Bagaimana tidak, ini karena antara kantor dan karyawan ternyata ada konflik terselubung dan ada keegoisan masing-masing pihak, baik itu karyawan maupun kantor terkait sikapnya masing-masing.
Lantas, bagaimana baiknya soal Quiet Quitting dan Quiet Firing ini?
Ya, haruskah yang diutamakan adalah saling mengedepankan idealisme dan egosentris masing-masing pihak dengan berlaku saling menyalahkan dan saling mencari pembenaran masing-masing, baik itu para karyawan ataupun pihak kantor, terkait quiet quitting dan quiet firing ini?
Nah, berkaitan dengan quiet quitting dan quiet firing ini, melalui artikel ini, penulis ingin memberi saran dan masukan terkait solusinya, semoga bisa jadi masukan bersama demi kebaikan.
A. Solusi bagi Karyawan yang sedang Kena Sindrom Quiet Quitting.

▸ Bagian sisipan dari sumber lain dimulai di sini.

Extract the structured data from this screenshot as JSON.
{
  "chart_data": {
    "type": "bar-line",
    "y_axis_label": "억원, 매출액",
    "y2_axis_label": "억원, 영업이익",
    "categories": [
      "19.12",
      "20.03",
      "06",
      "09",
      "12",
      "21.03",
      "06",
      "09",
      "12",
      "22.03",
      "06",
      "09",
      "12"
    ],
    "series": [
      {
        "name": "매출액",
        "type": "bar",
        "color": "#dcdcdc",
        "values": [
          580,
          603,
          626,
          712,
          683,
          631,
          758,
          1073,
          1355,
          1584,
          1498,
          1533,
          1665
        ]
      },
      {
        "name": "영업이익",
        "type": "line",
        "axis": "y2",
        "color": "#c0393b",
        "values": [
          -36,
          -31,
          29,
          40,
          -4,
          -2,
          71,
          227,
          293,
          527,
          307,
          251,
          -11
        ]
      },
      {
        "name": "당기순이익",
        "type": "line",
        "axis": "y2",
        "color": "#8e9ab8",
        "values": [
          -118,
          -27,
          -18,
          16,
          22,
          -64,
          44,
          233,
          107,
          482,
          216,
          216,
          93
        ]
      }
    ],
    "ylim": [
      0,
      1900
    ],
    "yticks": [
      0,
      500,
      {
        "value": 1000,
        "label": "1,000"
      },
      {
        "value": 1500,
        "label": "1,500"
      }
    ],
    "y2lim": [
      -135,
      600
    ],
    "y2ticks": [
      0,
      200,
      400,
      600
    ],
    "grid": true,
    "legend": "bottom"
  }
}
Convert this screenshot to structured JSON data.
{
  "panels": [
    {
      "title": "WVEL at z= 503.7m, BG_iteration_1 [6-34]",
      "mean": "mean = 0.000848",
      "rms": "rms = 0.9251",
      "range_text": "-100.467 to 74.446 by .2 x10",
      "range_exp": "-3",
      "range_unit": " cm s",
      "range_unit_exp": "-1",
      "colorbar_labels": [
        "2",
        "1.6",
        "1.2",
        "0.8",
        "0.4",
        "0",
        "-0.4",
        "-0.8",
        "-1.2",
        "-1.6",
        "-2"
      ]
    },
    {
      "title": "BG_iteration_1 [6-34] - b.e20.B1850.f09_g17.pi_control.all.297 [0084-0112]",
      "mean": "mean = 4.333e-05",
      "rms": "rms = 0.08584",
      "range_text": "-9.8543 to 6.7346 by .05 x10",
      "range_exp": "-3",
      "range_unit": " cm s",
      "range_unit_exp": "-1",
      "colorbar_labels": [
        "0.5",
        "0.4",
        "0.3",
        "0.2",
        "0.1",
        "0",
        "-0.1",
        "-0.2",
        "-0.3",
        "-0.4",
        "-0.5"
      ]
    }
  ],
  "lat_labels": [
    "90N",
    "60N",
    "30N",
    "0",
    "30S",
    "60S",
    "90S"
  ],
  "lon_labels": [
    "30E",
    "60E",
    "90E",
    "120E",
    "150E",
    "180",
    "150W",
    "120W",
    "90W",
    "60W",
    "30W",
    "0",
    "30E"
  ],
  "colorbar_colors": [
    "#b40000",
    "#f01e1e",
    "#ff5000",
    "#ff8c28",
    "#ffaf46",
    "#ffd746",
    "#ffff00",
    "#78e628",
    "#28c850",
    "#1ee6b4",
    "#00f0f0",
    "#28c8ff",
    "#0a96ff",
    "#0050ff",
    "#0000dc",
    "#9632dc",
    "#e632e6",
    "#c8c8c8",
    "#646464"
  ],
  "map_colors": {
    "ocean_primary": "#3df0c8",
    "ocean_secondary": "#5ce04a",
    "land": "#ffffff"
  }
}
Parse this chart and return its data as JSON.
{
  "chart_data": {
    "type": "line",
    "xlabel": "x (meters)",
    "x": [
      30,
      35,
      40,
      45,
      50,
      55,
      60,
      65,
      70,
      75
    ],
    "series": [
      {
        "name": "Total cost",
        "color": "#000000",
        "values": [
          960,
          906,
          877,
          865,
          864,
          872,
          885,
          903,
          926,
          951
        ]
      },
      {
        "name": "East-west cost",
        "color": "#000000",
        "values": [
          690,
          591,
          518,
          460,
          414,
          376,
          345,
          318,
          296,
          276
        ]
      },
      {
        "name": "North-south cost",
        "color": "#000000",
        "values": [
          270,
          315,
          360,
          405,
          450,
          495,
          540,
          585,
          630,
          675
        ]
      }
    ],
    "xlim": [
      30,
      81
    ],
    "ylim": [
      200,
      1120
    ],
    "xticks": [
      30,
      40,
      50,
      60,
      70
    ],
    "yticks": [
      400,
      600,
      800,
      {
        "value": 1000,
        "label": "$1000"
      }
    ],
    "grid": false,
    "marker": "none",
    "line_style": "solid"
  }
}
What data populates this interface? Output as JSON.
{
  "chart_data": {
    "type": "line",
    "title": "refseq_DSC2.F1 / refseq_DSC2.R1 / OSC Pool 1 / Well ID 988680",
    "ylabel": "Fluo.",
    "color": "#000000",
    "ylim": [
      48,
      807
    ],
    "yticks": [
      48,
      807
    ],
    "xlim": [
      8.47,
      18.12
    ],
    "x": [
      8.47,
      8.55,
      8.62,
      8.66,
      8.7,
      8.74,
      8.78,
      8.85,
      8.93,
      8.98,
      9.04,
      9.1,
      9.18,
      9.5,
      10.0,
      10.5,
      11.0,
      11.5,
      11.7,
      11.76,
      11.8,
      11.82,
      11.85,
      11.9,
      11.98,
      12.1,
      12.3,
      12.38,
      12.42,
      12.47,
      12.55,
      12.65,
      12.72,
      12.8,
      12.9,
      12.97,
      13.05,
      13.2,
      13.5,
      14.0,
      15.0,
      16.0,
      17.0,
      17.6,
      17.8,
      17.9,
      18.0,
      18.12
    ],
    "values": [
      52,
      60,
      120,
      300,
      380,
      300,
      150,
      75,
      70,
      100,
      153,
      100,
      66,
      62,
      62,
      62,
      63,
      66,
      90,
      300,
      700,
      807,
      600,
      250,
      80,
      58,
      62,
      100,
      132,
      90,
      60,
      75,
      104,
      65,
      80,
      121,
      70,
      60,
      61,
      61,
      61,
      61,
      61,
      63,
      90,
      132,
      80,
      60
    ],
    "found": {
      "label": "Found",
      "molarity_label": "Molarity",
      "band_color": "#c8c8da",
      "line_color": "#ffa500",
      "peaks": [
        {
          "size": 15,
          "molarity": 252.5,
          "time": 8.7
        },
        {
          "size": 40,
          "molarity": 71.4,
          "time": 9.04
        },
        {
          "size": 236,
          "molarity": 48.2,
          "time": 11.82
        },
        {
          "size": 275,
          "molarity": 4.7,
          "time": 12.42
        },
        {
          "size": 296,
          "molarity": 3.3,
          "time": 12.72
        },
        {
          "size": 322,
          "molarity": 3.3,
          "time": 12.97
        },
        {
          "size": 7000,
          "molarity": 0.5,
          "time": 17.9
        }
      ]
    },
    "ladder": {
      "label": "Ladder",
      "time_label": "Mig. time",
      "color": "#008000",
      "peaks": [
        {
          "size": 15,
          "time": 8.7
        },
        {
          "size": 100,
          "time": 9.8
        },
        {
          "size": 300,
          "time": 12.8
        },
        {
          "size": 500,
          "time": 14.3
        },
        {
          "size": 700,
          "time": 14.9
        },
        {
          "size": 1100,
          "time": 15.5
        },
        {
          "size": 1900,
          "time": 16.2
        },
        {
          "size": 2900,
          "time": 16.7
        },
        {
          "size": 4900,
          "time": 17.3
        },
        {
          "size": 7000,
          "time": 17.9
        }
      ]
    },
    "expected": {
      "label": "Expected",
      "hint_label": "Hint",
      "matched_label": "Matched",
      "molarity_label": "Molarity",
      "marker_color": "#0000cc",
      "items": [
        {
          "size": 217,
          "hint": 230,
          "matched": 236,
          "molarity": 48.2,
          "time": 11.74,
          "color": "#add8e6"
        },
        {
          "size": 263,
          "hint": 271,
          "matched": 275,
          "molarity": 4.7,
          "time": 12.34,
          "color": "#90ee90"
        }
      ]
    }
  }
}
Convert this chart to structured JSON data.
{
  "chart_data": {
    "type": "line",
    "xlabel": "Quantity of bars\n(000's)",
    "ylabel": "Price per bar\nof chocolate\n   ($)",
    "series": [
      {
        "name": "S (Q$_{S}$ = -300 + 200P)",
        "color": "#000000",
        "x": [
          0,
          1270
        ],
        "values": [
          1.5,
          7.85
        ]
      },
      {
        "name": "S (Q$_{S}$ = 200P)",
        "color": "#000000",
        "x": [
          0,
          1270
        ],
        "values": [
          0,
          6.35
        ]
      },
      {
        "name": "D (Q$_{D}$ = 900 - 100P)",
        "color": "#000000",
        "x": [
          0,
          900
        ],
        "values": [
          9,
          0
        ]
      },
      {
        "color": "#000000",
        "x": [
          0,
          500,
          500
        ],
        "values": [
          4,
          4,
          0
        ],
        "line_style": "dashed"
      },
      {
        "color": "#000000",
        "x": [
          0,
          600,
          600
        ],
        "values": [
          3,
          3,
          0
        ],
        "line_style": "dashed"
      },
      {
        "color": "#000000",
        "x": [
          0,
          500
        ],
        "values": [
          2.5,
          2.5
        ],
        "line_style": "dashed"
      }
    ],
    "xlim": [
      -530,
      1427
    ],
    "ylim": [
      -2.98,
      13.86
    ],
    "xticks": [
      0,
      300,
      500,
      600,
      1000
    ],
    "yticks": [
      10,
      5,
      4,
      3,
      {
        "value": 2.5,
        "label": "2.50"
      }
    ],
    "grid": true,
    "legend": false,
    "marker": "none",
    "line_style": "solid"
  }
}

Pertama, kalau memang dalam rangka alasan positif untuk konsistensi jobdesc, keprofesionalan jobdesck, dan worklife balance, tidak salah kamu juga sih sebenarnya kalau kamu berlaku quiet quitting.Â
Tapi, ada yang patut diingat, kalau pada akhirnya tujuan kamu adalah untuk mendapat perhatian kantor semata, terus kamu malahnya berperilaku quiet quitting seperti di atas, ya bagaimana kantor bisa tahu tentang kamu.
Setidaknya kamu harus tetap menonjolkan bakat, potensi, dan talenta kamu, atau terbuka pada kantor terkait pendapatmu terhadap pola pembinaan kantor terhadap karyawan, sehingga kantor bisa membaca apa yang kamu mau dan pasti kantor akan meresponnya dengan positif juga dan ada pertimbangan untuk introspeksi.
Tapi, kalau kamu justru semakin tenggelam dengan perilaku quiet quitting versi kamu tanpa ada upaya kamu mempraktikannya dengan bukti kinerja dan keterbukaan kamu untuk mengeluarkan pendapat, bagaimana kantor bisa perhatian. Jadi, di sini pilihannya tinggal terserah kamu saja.
Kedua, kalau memang kamu sudah merasa bahwa kantor kamu memang sudah enggak sehati lagi dengan ekspektasi kamu, maka tinggal kamu saja keputusannya, mau bertahan atau tidak.